Cameron miraba hacia delante con el rostro inexpresivo.
– Me gustaría pensar que puedo contar contigo -continuó Rex.
– Puedes contar con que cumpliré las órdenes y que obraré conforme a los intereses de mi…
Rex quitó importancia a sus palabras con un gesto de la mano. Se alejó y la dejó sola.

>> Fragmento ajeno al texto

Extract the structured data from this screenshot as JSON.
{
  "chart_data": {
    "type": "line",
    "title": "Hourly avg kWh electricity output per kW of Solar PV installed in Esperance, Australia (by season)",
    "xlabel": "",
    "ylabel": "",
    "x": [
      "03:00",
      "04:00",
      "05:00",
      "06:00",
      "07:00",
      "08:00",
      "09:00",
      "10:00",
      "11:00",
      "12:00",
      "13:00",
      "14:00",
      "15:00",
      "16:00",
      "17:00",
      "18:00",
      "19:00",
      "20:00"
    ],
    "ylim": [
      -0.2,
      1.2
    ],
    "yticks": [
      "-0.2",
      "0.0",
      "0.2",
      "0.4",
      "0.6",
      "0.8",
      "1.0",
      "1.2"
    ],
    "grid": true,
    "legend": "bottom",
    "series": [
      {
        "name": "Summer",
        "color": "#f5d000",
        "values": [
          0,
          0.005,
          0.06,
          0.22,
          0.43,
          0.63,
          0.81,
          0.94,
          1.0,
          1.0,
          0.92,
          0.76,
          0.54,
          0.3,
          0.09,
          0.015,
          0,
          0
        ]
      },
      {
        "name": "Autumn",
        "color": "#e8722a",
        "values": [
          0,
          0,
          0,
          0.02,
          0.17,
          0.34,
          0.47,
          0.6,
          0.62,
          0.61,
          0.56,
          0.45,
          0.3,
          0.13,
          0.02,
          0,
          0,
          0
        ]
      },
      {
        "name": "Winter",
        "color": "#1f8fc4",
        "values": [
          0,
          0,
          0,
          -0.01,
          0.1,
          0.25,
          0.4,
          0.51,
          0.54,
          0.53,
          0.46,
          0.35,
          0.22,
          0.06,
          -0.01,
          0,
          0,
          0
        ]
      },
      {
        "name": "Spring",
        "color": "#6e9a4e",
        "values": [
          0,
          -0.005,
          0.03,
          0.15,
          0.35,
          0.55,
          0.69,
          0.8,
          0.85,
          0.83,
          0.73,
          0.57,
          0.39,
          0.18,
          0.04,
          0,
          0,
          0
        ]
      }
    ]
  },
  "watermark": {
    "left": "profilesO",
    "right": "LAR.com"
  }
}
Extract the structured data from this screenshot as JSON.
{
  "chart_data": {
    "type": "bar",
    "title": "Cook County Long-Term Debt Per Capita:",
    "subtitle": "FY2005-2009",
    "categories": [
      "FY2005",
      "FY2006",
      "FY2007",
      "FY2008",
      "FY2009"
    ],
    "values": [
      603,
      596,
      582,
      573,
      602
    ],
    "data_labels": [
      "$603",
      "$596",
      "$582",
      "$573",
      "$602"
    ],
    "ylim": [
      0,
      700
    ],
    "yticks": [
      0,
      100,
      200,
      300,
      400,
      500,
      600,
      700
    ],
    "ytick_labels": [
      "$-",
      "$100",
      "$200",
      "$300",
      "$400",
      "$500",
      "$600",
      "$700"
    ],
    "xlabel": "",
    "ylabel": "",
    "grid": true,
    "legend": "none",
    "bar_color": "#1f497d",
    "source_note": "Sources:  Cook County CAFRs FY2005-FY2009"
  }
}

Llegaron al campamento exhaustos. Justin recogió un montón de leña sin alejarse de las tiendas, lo dejó al lado del fuego e intentó limpiarse la camisa sucia de tierra. Tank jugaba en el fuego con el cerrojo del frigorífico. Levantó una rama de él, la agarró rápidamente por los extremos, la rompió por la mitad con un gruñido y la arrojó al fuego.
Todos intentaron hacer caso omiso del enorme cuerpo que yacía a un lado de los troncos. En algún lugar de su interior se encontraban los restos de Tucker.
Diego depositó la larva en el suelo, cerca del fuego.
– Cada vez pesa más -dijo en voz baja.
Cuando se incorporó, encontró a su lado a Szabla, la cual se daba unos golpecitos con la corta lanza sobre la mano y le miraba con ojos brillantes. Aparte de Cameron, nadie se dio cuenta: estaban reunidos alrededor del tronco más lejano hablando en voz baja.
Diego miró la pequeña lanza y dio un paso hacia atrás. Szabla avanzó hacia la larva y Diego levantó al animal para alejarlo de ella. Intentó apartarse, pero de repente Savage se lo impidió.